“I?” Dan exclaimed. “I’m nothin’ at all! And when I think that your sister could stoop—could stoop to—to me—why, I——”
He was overcome and could not go on.
The end of it was that when he went home in February it was to acquaint his family with the fact of his engagement; and in spite of his happiness he was a little uneasy. He did not fear the interview with his father and mother; and though he disliked the prospect of talking about Lena with Harlan, who was sure to be critical and superior, he had learned to get along without Harlan’s approval. What made him uneasy was his anticipation of the invincible pessimism of that iron old lady, his grandmother.
CHAPTER III
THE Oliphants’ high white iron fence was a hundred and fifty feet long on National Avenue, a proud frontage, but the next yard to the north had one even prouder: it was of a hundred and eighty feet, and the big house that stood in this yard was almost that far back from the street. Built of brick and painted white, it reached a palatial climax in a facing of smooth white stone under a mansard roof, and the polished black walnut front doors opened upon a stone veranda. From the veranda a broad stone path led through the lawn and passed a stone fountain on its way to the elaborate cast-iron front gate, which was a congenial neighbour to the Oliphants’ cast-iron gate to the south. The stone fountain culminated in a bronze swan, usually well supplied with ejectory water in the summertime but somewhat bleak of aspect in winter, when the swan’s open beak, perpetually vacant, suggested to an observer the painful strain of unending effort absolutely wasted. It was a relief, after a snowstorm, to see the too-conscientious cavity partially choked.

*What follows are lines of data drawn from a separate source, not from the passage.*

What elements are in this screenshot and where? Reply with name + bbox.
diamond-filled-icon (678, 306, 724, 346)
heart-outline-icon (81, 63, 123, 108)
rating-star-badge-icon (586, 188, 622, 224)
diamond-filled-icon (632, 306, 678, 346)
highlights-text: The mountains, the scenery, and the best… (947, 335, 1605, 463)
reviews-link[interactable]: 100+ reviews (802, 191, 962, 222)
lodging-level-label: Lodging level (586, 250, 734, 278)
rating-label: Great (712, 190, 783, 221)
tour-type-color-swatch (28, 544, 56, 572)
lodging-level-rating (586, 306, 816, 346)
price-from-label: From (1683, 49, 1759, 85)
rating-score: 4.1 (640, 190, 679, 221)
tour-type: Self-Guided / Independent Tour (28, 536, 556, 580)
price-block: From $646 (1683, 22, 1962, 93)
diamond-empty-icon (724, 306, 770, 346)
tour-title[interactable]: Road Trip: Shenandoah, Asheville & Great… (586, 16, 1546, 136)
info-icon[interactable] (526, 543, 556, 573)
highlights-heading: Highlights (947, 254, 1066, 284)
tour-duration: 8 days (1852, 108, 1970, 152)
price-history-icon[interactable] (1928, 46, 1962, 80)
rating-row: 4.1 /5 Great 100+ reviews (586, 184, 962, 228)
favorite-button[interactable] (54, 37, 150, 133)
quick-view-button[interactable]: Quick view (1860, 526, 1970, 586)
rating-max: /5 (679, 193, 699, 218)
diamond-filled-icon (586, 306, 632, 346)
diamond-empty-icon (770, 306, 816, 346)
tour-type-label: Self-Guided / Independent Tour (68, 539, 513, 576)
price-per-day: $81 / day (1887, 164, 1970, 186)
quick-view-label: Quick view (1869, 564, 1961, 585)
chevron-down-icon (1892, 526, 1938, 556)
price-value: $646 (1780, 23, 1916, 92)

A little snow remained there, like a cupful of salt that the dutiful bird had firmly refused to swallow, and snow glistened also along its dark green back, one February afternoon, when a lady on her way from the house to the gate paused by the fountain and regarded the swan with apparent thoughtfulness. She was twenty-three or perhaps twenty-four, tall and robust, a large young woman, handsome, and in a state of exuberant good health—her hearty complexion and the brightness of her clear hazel eyes were proof enough of that—and though a powdery new snow, just fallen, lay upon the ground and the air was frosty, she wore her fur coat thrown as far open as possible. And that her thoughtfulness about the bronze swan was only an appearance of thoughtfulness, and not actual, was denoted by the fact that her halt at the fountain coincided with a sound from a short distance to the south of her. This sound was the opening and closing of a heavy door;—it was in fact the Oliphants’ front door, one of the ponderous double doors of black walnut, like other front doors of the stately row. The lady looked at the swan only until the young man who had just closed that door behind him emerged from the deep vestibule and came down the steps.
He was a stalwart, dark-haired, blue-eyed young man, comely in feature and of an honest, friendly expression; and although the robust young lady was as familiar with his appearance as one could be who had lived all her life next door, yet when her gaze swept from the swan to him, she looked a little startled, also a little amused. What thus surprised and amused her was the unusual magnificence of his attire. Upon occasion she had seen a high hat upon him and likewise a full-skirted long coat and a puffed scarf, but never spats until now; and never before had she seen him carry a cane. This was of shining ebony, with a gold top, and swung from a hand in a dove-coloured glove. Dove was the exquisite tint, too, of his spats.
“Dan Oliphant!” she cried. “Why, my goodness!”
At the sound of her voice his eye brightened;—he turned at once, left the cement path that led to his own gate and came across the frozen lawn to the partition fence not far from her. Still exclaiming, she went there to meet him.
“My goodness gracious, Dan!” she cried, and shook hands with him between two rods of the iron fence.